Drought Creates a Wild Year in Weed Management

Drought Creates a Wild Year in Weed Management

Bryan Young says there are certain situations where herbicide carryover could be a concern.

By July, if farmers were thinking about spraying anything on their fields, water was probably at the top of the list.

Even though weed-resistance management took a backseat to the drought throughout most of the Corn Belt, the issue isn't going away. From a resistance management standpoint, Southern Illinois University weed specialist Bryan Young says the heat and lack of rain did some good and bad things this year.

Increased awareness meant a lot of farmers went back to soil residual herbicides applied pre-emergence. The lack of rain meant many of these herbicides didn't perform very well. Young says many were hoping for 90% control, realistically, they got more like 10% control.

Bryan Young says there are certain situations where herbicide carryover could be a concern.

However, not all was lost. Many of those who applied a pre-emergence introduced another mode of action into the herbicide program. This is a definite win for resistance management, Young notes.

Post-emergence herbicides were also less effective this year because of the heat and drought stress. On the other hand, weed regrowth was reduced significantly for the same reasons, Young adds.

The biggest downer deals with weed populations that were injured by herbicides, but not fully killed.
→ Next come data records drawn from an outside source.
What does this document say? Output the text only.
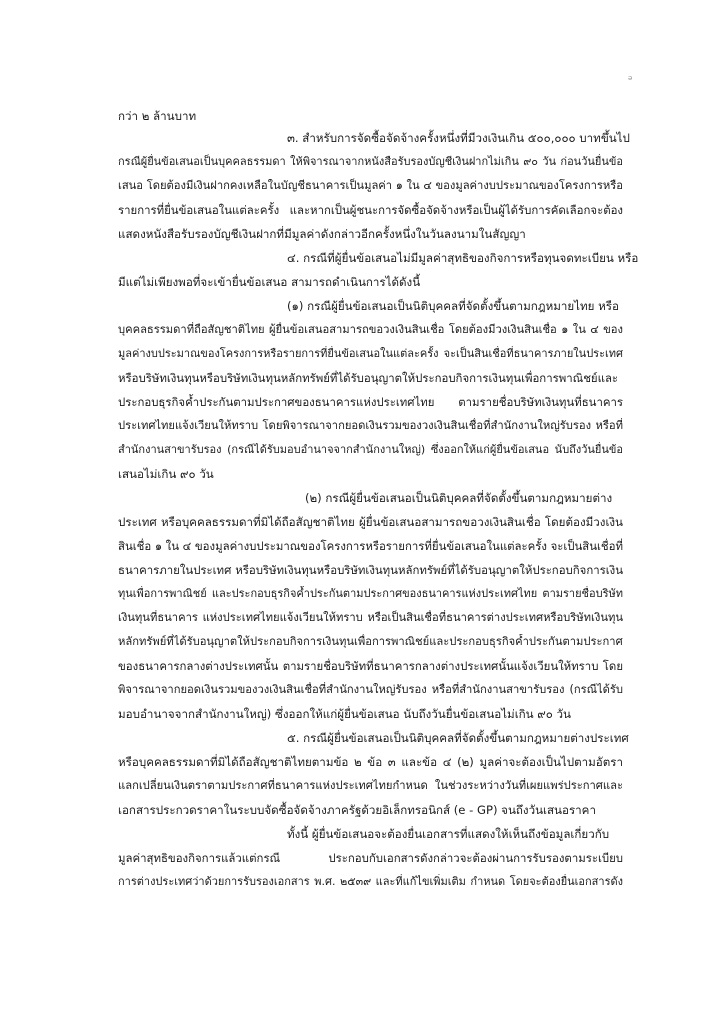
ə
กว่า ๒ ล้านบาท
๓. สำหรับการจัดซื้อจัดจ้างครั้งหนึ่งที่มีวงเงินเกิน ๕๐๐,๐๐๐ บาทขึ้นไป
กรณีผู้ยื่นข้อเสนอเป็นบุคคลธรรมดา ให้พิจารณาจากหนังสือรับรองบัญชีเงินฝากไม่เกิน ๙๐ วัน ก่อนวันยื่นข้อ
เสนอ โดยต้องมีเงินฝากคงเหลือในบัญชีธนาคารเป็นมูลค่า ๑ ใน ๔ ของมูลค่างบประมาณของโครงการหรือ
รายการที่ยื่นข้อเสนอในแต่ละครั้ง และหากเป็นผู้ชนะการจัดซื้อจัดจ้างหรือเป็นผู้ได้รับการคัดเลือกจะต้อง
แสดงหนังสือรับรองบัญชีเงินฝากที่มีมูลค่าดังกล่าวอีกครั้งหนึ่งในวันลงนามในสัญญา
๔. กรณีที่ผู้ยื่นข้อเสนอไม่มีมูลค่าสุทธิของกิจการหรือทุนจดทะเบียน หรือ
มีแต่ไม่เพียงพอที่จะเข้ายื่นข้อเสนอ สามารถดำเนินการได้ดังนี้
(๑) กรณีผู้ยื่นข้อเสนอเป็นนิติบุคคลที่จัดตั้งขึ้นตามกฎหมายไทย หรือ
บุคคลธรรมดาที่ถือสัญชาติไทย ผู้ยื่นข้อเสนอสามารถขอวงเงินสินเชื่อ โดยต้องมีวงเงินสินเชื่อ ๑ ใน ๔ ของ
มูลค่างบประมาณของโครงการหรือรายการที่ยื่นข้อเสนอในแต่ละครั้ง จะเป็นสินเชื่อที่ธนาคารภายในประเทศ
หรือบริษัทเงินทุนหรือบริษัทเงินทุนหลักทรัพย์ที่ได้รับอนุญาตให้ประกอบกิจการเงินทุนเพื่อการพาณิชย์และ
ประกอบธุรกิจค้ำประกันตามประกาศของธนาคารแห่งประเทศไทย ตามรายชื่อบริษัทเงินทุนที่ธนาคาร
ประเทศไทยแจ้งเวียนให้ทราบ โดยพิจารณาจากยอดเงินรวมของวงเงินสินเชื่อที่สำนักงานใหญ่รับรอง หรือที่
สำนักงานสาขารับรอง (กรณีได้รับมอบอำนาจจากสำนักงานใหญ่) ซึ่งออกให้แก่ผู้ยื่นข้อเสนอ นับถึงวันยื่นข้อ
เสนอไม่เกิน ๙๐ วัน
(๒) กรณีผู้ยื่นข้อเสนอเป็นนิติบุคคลที่จัดตั้งขึ้นตามกฎหมายต่าง
ประเทศ หรือบุคคลธรรมดาที่มิได้ถือสัญชาติไทย ผู้ยื่นข้อเสนอสามารถขอวงเงินสินเชื่อ โดยต้องมีวงเงิน
สินเชื่อ ๑ ใน ๔ ของมูลค่างบประมาณของโครงการหรือรายการที่ยื่นข้อเสนอในแต่ละครั้ง จะเป็นสินเชื่อที่
ธนาคารภายในประเทศ หรือบริษัทเงินทุนหรือบริษัทเงินทุนหลักทรัพย์ที่ได้รับอนุญาตให้ประกอบกิจการเงิน
ทุนเพื่อการพาณิชย์ และประกอบธุรกิจค้ำประกันตามประกาศของธนาคารแห่งประเทศไทย ตามรายชื่อบริษัท
เงินทุนที่ธนาคาร แห่งประเทศไทยแจ้งเวียนให้ทราบ หรือเป็นสินเชื่อที่ธนาคารต่างประเทศหรือบริษัทเงินทุน
หลักทรัพย์ที่ได้รับอนุญาตให้ประกอบกิจการเงินทุนเพื่อการพาณิชย์และประกอบธุรกิจค้ำประกันตามประกาศ
ของธนาคารกลางต่างประเทศนั้น ตามรายชื่อบริษัทที่ธนาคารกลางต่างประเทศนั้นแจ้งเวียนให้ทราบ โดย
พิจารณาจากยอดเงินรวมของวงเงินสินเชื่อที่สำนักงานใหญ่รับรอง หรือที่สำนักงานสาขารับรอง (กรณีได้รับ
มอบอำนาจจากสำนักงานใหญ่) ซึ่งออกให้แก่ผู้ยื่นข้อเสนอ นับถึงวันยื่นข้อเสนอไม่เกิน ๙๐ วัน
๕. กรณีผู้ยื่นข้อเสนอเป็นนิติบุคคลที่จัดตั้งขึ้นตามกฎหมายต่างประเทศ
หรือบุคคลธรรมดาที่มิได้ถือสัญชาติไทยตามข้อ ๒ ข้อ ๓ และข้อ ๔ (๒) มูลค่าจะต้องเป็นไปตามอัตรา
แลกเปลี่ยนเงินตราตามประกาศที่ธนาคารแห่งประเทศไทยกำหนด ในช่วงระหว่างวันที่เผยแพร่ประกาศและ
เอกสารประกวดราคาในระบบจัดซื้อจัดจ้างภาครัฐด้วยอิเล็กทรอนิกส์ (e - GP) จนถึงวันเสนอราคา
ทั้งนี้ ผู้ยื่นข้อเสนอจะต้องยื่นเอกสารที่แสดงให้เห็นถึงข้อมูลเกี่ยวกับ
มูลค่าสุทธิของกิจการแล้วแต่กรณี ประกอบกับเอกสารดังกล่าวจะต้องผ่านการรับรองตามระเบียบ
การต่างประเทศว่าด้วยการรับรองเอกสาร พ.ศ. ๒๕๓๙ และที่แก้ไขเพิ่มเติม กำหนด โดยจะต้องยื่นเอกสารดัง
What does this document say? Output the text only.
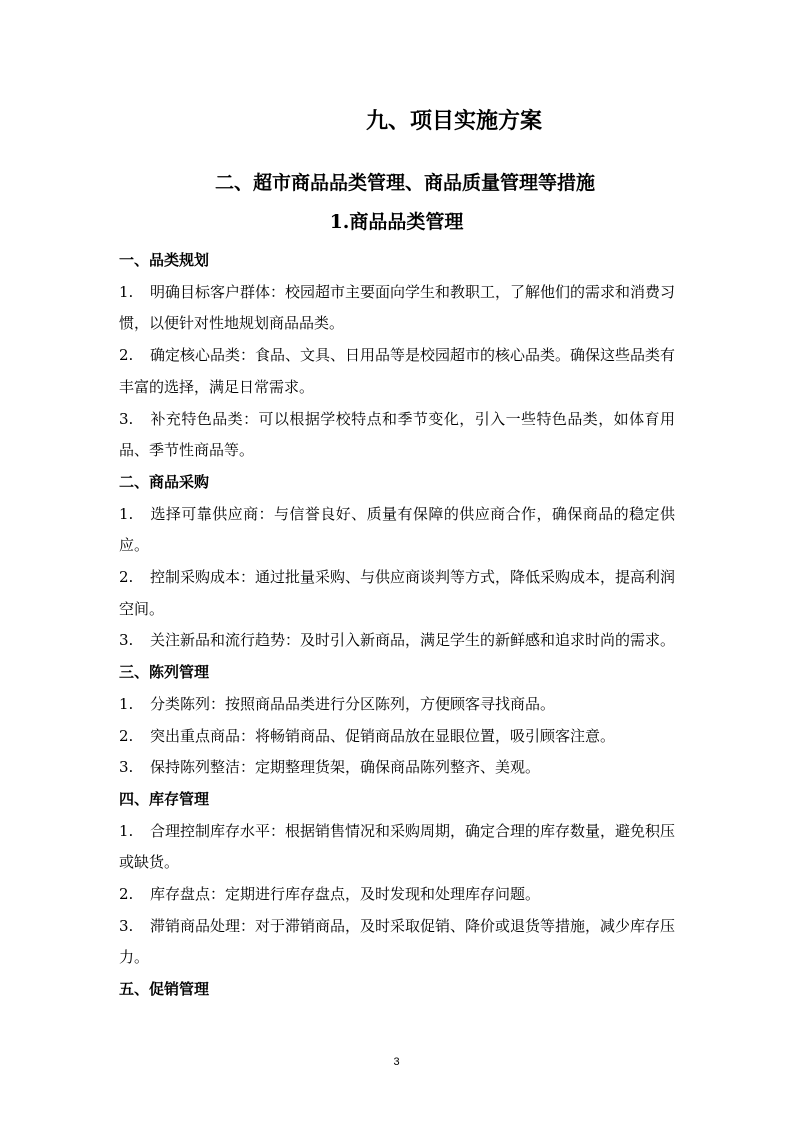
九、项目实施方案
二、超市商品品类管理、商品质量管理等措施
1.商品品类管理
一、品类规划
1. 明确目标客户群体：校园超市主要面向学生和教职工，了解他们的需求和消费习惯，以便针对性地规划商品品类。
2. 确定核心品类：食品、文具、日用品等是校园超市的核心品类。确保这些品类有丰富的选择，满足日常需求。
3. 补充特色品类：可以根据学校特点和季节变化，引入一些特色品类，如体育用品、季节性商品等。
二、商品采购
1. 选择可靠供应商：与信誉良好、质量有保障的供应商合作，确保商品的稳定供应。
2. 控制采购成本：通过批量采购、与供应商谈判等方式，降低采购成本，提高利润空间。
3. 关注新品和流行趋势：及时引入新商品，满足学生的新鲜感和追求时尚的需求。
三、陈列管理
1. 分类陈列：按照商品品类进行分区陈列，方便顾客寻找商品。
2. 突出重点商品：将畅销商品、促销商品放在显眼位置，吸引顾客注意。
3. 保持陈列整洁：定期整理货架，确保商品陈列整齐、美观。
四、库存管理
1. 合理控制库存水平：根据销售情况和采购周期，确定合理的库存数量，避免积压或缺货。
2. 库存盘点：定期进行库存盘点，及时发现和处理库存问题。
3. 滞销商品处理：对于滞销商品，及时采取促销、降价或退货等措施，减少库存压力。
五、促销管理
3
Young says drought years are bad for exposing weed populations to this type of low-level resistance scenario.

For those looking to plant wheat this fall, herbicide carryover could be a concern. Young says he wouldn't get too worried about it. But, high-pH fields that saw late-season, high-dose applications of atrazine could be a problem. He recommends a soil test or applying a bio-acid to raise the pH.

As expected, glyphosate-resistant populations of Palmer amaranth continue to spread across Illinois. Young notes Collinsville is the northernmost location with commercial levels of problematic Palmer amaranth.

To protect against herbicide-resistant Palmer amaranth, Young recommends a program that involves multiple modes of action and a liberal use of pre-emergence herbicides. The trick is starting with a clean field. To do so, farmers need to get in the habit of spraying much smaller weeds. Young says three inches is the new target height. The days of a one-size-fits all glyphosate approach are over.